Volunteer Coordinator Shannon Rininger informed local Historic City News reporters that the 2017 Northrop Grumman “Excellence in Volunteerism” award program is making a $5,000 grant to the Friends of the Guana-Tolomato-Matanzas Research Reserve.
This award is part of a program recognizing Northrop Grumman employees who have demonstrated a dedication to volunteerism at nonprofit organizations or to educational outreach. The recipient’s chosen organization receives the grant.
“Because of the Northrop Grumman volunteers, the GTM Research Reserve can build more oyster restoration projects, and with more projects, we will have more data regarding their effectiveness,” said Dr. Michael Shirley, director of the Research Reserve.
Northrop Grumman’s environmental initiative, called GreeNG, is an internal program that connects employees to community volunteer opportunities and allows them to log their volunteer hours.
“A gabion is a wire basket used for restoration and enhancement projects such as oyster reef building,” Dr. Shirley told Historic City News. “In March 2017, the Northrop Grumman volunteers led a gabion build at the Research Reserve. Volunteers cut, molded, clipped and filled gabions with hundreds of pounds of recycled shell.”
As they learned about the science of experimental gabions, the Grumman volunteers began offering suggestions and devised a better way to build gabions using their FabLab, a fabrication laboratory with 3D printers and laser cutters. Working with 375 yards of wire provided by the Reserve, they built 200-plus gabions in a fraction of the time it would have otherwise taken.
A month later, volunteers participated in a shoreline restoration project; loading and unloading tons of recycled shell as well as planting seagrasses, installing signage and building oyster habitat.
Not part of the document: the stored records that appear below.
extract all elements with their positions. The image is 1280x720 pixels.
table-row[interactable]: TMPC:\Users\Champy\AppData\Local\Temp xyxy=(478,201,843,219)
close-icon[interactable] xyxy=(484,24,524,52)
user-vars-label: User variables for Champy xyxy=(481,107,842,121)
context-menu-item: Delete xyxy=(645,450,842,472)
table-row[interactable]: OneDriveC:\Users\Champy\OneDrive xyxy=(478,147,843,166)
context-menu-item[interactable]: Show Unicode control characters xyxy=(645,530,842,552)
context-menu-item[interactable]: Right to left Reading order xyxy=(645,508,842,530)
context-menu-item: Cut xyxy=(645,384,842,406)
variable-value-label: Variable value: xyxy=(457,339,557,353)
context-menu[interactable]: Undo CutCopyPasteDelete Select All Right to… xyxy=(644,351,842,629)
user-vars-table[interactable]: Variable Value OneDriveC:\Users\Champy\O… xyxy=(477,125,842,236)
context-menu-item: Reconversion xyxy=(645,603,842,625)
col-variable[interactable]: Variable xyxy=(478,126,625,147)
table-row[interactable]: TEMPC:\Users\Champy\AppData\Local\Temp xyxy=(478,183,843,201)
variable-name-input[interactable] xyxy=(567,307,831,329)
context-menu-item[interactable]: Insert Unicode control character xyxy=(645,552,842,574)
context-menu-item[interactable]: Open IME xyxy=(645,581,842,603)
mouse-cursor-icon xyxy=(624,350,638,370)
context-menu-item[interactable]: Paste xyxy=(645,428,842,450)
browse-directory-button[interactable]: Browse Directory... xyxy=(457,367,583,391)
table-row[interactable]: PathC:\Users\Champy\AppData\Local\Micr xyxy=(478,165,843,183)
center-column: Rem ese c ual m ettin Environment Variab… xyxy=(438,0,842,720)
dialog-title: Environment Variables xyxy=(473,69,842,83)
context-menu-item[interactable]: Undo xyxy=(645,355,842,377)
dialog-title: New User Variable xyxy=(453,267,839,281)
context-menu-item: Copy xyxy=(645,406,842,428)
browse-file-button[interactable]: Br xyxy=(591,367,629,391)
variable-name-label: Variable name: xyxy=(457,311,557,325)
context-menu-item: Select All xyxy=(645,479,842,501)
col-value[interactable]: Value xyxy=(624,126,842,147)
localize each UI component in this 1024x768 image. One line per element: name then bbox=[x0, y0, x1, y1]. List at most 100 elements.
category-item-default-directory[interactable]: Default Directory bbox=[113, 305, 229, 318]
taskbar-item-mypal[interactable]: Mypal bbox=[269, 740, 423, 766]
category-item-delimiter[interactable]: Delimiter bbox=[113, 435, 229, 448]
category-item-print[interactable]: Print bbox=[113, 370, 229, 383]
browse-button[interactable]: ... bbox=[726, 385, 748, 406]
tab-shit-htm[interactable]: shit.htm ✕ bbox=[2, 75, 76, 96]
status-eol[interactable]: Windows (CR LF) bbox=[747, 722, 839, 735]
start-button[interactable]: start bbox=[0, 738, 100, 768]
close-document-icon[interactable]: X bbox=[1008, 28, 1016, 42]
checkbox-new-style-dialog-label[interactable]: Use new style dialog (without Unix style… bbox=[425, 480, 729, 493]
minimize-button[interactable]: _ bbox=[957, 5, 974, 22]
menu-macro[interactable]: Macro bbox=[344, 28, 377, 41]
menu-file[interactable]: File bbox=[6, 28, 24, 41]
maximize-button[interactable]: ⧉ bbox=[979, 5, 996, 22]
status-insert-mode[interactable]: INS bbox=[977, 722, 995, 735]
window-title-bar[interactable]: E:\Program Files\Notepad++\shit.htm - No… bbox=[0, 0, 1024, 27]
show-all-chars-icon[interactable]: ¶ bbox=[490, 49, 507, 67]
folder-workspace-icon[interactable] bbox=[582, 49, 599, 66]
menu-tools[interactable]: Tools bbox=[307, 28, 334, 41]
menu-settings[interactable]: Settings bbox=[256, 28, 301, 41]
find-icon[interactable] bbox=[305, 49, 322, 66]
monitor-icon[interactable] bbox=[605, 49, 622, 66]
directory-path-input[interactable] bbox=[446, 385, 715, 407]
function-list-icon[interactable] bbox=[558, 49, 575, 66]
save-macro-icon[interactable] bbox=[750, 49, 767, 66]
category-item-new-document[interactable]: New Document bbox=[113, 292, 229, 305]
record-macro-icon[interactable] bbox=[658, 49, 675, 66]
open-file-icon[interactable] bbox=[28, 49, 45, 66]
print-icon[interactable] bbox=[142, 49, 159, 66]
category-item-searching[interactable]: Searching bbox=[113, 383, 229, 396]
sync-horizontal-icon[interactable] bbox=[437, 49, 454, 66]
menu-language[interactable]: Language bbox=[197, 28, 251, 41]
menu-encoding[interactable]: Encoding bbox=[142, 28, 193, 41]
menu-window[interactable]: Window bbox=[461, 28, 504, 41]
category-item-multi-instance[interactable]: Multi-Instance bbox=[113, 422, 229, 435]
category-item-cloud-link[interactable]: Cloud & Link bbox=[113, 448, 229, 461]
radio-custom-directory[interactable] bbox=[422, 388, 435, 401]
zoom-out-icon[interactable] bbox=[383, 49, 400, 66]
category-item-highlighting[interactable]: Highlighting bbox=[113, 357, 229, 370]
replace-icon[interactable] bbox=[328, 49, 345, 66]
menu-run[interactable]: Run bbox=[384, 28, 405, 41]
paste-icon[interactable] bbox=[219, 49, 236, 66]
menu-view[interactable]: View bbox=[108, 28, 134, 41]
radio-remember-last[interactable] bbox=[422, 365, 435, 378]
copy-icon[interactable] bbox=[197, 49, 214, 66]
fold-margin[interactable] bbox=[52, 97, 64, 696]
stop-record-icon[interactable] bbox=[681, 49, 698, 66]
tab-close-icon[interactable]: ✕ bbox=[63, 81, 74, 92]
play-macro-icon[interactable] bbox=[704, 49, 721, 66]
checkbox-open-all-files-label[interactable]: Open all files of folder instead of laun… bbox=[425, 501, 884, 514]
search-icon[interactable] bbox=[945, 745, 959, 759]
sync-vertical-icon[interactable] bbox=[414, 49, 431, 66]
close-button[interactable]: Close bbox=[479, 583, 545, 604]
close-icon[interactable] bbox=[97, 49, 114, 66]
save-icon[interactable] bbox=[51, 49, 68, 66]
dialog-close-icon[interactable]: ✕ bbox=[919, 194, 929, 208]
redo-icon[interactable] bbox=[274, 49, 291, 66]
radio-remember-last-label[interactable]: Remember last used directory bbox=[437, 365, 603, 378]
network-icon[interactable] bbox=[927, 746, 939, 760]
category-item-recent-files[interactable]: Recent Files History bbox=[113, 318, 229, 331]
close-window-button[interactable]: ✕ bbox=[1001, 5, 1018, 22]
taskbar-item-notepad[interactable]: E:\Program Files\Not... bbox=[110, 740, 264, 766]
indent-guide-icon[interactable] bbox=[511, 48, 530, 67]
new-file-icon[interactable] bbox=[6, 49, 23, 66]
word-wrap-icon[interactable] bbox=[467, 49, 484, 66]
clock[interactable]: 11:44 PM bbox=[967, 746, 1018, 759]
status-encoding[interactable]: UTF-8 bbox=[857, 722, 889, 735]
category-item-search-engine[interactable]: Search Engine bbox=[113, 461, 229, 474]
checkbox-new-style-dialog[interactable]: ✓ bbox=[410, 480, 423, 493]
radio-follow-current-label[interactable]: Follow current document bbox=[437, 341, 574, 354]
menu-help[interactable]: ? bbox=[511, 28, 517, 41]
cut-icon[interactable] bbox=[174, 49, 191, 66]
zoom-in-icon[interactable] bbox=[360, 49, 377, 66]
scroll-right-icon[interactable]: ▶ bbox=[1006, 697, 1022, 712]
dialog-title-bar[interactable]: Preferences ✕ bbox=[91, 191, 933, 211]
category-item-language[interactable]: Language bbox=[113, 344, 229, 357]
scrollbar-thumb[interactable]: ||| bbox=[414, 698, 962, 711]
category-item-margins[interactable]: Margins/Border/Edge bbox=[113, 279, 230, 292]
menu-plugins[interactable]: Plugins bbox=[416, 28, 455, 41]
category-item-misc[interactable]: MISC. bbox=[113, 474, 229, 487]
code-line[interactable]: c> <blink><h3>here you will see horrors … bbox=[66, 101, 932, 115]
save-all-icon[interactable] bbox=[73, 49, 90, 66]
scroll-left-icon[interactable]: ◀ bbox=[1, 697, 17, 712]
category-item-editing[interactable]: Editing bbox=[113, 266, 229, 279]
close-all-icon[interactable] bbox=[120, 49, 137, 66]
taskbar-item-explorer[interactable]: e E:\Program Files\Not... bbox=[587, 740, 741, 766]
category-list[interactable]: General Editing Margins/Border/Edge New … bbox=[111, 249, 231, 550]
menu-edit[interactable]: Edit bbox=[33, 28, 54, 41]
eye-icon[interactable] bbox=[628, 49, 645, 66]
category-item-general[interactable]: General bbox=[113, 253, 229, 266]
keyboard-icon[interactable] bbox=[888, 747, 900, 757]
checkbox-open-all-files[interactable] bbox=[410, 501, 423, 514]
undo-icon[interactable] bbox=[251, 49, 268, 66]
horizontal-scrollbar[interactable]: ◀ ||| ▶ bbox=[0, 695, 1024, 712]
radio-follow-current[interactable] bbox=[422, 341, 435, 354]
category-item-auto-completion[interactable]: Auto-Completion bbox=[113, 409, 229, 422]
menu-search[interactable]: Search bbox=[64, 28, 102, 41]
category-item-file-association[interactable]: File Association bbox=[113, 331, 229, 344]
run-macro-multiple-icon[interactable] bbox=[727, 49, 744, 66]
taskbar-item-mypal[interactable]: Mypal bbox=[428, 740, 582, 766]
Additionally, for Earth Day, GreeNG organized a program for their fellow employees about the importance of the estuarine ecosystem and their oyster project.
“What’s incredible is how proactive they are in reaching out to us about how they can help,” said Ellen Leroy-Reed, executive director of Friends of the GTM Reserve. “It is not unusual to receive a call from someone on the GreeNG team asking how a reef is coming along or that they have an idea on how to improve a gabion’s construction to make it more effective.”
Friends of the Guana-Tolomato-Matanzas Research Reserve support the Reserve and Northeast Florida Aquatic Preserve’s “Oyster Recycling and Restoration” program by providing needed materials, equipment, transportation and supplies.